Reaching the hardest to reach children with community health treatment

N´Goné is a Senegalese volunteer community health worker trained to provide care for children suffering from malaria and diarrhea in her village of N´Gomène Keur Atou. N´Goné regularly treats children who suffer from diarrhoea and advises treating the diarrhoea with zinc and oral rehydration salts (ORS).Using zinc, along with ORS, to treat diarrhoea not only helps children recover from diarrhoea faster, it also helps to stop the diarrhoea from coming back so often. N´Goné is part of a volunteer community health pilot project that provides training to ensure that remote communities have access to health care. If successful, the project will be scaled up across Senegal.[7.]

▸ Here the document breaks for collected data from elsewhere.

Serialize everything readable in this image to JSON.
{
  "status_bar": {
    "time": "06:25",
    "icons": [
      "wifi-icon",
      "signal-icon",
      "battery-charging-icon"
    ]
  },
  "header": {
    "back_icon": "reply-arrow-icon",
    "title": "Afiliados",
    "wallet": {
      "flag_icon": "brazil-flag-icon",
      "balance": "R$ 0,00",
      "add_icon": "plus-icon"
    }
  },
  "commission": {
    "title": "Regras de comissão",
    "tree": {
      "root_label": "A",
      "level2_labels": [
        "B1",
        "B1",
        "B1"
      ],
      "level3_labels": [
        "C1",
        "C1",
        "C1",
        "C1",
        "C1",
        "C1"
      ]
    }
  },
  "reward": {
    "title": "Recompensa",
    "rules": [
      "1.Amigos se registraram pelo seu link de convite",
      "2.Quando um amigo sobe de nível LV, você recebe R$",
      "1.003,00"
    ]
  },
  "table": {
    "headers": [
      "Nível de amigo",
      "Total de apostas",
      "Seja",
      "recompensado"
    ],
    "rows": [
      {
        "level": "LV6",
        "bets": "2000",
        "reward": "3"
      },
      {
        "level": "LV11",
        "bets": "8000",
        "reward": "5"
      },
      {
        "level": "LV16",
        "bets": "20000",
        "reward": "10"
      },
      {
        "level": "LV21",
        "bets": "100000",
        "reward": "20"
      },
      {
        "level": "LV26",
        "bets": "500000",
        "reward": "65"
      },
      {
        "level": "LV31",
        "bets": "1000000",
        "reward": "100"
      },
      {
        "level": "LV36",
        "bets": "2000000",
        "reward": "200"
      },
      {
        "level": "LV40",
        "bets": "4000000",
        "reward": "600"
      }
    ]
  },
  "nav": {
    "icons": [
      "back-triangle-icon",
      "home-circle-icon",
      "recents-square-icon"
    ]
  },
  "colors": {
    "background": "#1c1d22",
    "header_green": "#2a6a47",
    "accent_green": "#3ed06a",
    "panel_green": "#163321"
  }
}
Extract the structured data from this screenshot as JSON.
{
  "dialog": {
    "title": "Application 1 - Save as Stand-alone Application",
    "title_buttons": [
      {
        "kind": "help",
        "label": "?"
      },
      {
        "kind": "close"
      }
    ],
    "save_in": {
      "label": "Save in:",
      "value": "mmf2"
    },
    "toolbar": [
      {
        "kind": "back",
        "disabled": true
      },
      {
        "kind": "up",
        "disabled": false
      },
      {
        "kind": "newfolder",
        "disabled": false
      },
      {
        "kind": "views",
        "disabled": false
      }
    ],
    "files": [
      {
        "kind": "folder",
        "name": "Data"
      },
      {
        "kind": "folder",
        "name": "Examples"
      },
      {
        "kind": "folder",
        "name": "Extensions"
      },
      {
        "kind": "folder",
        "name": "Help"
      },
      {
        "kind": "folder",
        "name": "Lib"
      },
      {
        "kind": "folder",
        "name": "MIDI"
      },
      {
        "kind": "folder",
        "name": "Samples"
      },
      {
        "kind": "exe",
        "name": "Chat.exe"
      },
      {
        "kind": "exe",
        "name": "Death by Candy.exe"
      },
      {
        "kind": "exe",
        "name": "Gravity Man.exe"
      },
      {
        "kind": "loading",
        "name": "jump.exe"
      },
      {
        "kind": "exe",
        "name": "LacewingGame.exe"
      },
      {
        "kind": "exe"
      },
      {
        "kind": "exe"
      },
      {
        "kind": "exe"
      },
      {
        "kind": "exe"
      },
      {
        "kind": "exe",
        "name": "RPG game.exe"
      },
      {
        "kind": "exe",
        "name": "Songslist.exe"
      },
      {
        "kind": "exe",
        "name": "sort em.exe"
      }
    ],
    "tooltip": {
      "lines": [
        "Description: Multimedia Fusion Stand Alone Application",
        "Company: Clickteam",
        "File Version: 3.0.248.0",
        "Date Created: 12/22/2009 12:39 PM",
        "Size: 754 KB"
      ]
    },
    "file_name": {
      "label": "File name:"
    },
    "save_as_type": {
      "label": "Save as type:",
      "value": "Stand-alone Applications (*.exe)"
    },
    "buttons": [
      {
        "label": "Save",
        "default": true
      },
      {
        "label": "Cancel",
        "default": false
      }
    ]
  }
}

A renewed Canadian commitment to the world’s children and mothers

As the Muskoka Initiative ends in 2015, we ask Prime Minister Stephen Harper to consider the renewal of Canada`s commitment to children and mothers with an increase to Muskoka funding to $3.25 billion over the next 5 years.. Furthermore, this new phase of Muskoka has to ensure that we reach every woman and every child. From May 28 to May 30, 2014, Canada is hosting the “Saving Every Woman Every Child: Within Arm’s Reach” high-level Summit in Toronto. The Summit will bring together stakeholders, experts and global decision-makers from governments, international organizations, civil society, and the private sector to take stock of the progress made to date and discuss the way forward.[8.]